Estimation of schedule preference and crowding perception in urban rail corridor commuting: An inverse optimization method

Abstract

This paper introduces an inverse optimization method to uncover commuters’ schedule preference and crowding perception based on aggregated observations from smart card data for an urban rail corridor system. The assessment of time-of-use preferences typically involves the use of econometric models of discrete choice based on detailed travel survey data. However, discrete choice models often struggle with potential endogeneity issues in behavioral observations when estimating individual samples from massive transit data with limited exogenous identifying information. This motivates us to employ an equilibrium modeling approach to capture the dynamism hidden in commuters’ departure time decision-making from aggregations.
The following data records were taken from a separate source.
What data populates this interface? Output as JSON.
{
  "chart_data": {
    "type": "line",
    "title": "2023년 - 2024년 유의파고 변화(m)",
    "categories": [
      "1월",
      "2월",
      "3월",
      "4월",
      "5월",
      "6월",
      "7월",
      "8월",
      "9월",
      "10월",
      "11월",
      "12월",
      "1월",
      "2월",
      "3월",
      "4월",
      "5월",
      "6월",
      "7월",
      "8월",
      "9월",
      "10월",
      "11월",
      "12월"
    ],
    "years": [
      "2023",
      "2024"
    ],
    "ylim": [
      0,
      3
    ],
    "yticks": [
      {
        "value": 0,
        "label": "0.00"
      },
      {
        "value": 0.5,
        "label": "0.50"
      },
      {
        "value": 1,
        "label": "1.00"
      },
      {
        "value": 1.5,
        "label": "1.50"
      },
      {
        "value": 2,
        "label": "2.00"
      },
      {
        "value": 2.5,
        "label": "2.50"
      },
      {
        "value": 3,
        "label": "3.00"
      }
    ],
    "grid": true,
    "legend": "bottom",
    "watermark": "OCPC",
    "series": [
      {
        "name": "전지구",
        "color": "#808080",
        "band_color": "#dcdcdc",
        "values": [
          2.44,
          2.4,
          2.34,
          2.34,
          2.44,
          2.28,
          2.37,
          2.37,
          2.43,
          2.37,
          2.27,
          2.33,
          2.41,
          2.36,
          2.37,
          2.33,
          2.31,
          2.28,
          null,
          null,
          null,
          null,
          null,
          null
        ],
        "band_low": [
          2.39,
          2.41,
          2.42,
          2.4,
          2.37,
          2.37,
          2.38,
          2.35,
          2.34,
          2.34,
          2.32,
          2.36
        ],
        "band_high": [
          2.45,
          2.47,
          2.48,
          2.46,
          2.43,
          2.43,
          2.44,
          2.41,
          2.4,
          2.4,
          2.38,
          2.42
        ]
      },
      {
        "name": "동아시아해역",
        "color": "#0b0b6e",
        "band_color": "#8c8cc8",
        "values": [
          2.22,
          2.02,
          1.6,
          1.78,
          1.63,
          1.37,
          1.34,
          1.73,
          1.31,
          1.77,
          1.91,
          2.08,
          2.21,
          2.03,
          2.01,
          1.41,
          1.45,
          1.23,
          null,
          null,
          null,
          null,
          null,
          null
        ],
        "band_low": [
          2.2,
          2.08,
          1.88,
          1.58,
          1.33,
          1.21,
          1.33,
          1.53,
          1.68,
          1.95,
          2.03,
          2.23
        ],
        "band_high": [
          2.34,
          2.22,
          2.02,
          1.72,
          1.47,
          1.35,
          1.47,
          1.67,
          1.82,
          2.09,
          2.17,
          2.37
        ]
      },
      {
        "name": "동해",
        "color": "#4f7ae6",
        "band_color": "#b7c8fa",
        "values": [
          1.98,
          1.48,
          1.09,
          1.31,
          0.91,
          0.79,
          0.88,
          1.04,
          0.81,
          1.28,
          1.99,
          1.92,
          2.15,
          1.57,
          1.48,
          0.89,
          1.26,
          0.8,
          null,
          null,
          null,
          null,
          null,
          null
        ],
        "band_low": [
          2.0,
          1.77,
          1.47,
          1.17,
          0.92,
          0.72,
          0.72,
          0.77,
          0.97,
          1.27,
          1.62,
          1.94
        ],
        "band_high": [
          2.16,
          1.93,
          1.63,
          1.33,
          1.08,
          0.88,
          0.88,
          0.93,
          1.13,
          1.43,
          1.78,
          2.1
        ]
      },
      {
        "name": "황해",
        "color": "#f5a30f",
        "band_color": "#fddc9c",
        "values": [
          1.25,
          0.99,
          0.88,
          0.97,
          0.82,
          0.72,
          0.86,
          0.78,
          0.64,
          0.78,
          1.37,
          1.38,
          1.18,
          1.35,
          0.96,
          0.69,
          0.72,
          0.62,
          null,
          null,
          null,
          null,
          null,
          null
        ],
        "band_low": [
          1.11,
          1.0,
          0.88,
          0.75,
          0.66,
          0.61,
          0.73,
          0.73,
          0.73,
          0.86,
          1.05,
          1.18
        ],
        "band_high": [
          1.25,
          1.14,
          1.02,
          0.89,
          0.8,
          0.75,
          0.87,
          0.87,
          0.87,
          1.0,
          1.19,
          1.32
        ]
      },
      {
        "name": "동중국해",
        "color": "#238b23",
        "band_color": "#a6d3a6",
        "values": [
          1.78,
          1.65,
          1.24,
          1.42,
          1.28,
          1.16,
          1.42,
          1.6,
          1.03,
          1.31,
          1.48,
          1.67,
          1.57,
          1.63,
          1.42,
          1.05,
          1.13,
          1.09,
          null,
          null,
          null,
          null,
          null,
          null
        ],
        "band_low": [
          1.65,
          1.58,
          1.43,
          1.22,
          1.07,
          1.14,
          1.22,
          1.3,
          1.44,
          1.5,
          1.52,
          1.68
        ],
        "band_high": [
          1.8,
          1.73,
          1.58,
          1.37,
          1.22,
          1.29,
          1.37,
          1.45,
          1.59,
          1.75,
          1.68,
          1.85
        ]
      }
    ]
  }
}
Assuming user optimality in observed choices, an inverse optimization method is proposed to find a set of preference parameters in the stochastic user equilibrium-based morning commuting model with heterogeneous commuters so that the resulting equilibrium pattern best approximates the observed departure rate distribution over time. The proposed inverse optimization problem can be formulated by a bi-level programming model and a sensitivity analysis-based solution framework is further designed for model estimation. Lastly, the smart card data and train timetable data from the rail corridor along the Beijing Subway Batong Line are synthesized for a case study to estimate commuters’ departure time choice preferences during morning peak periods, as well as to validate the robustness and practicality of the proposed method.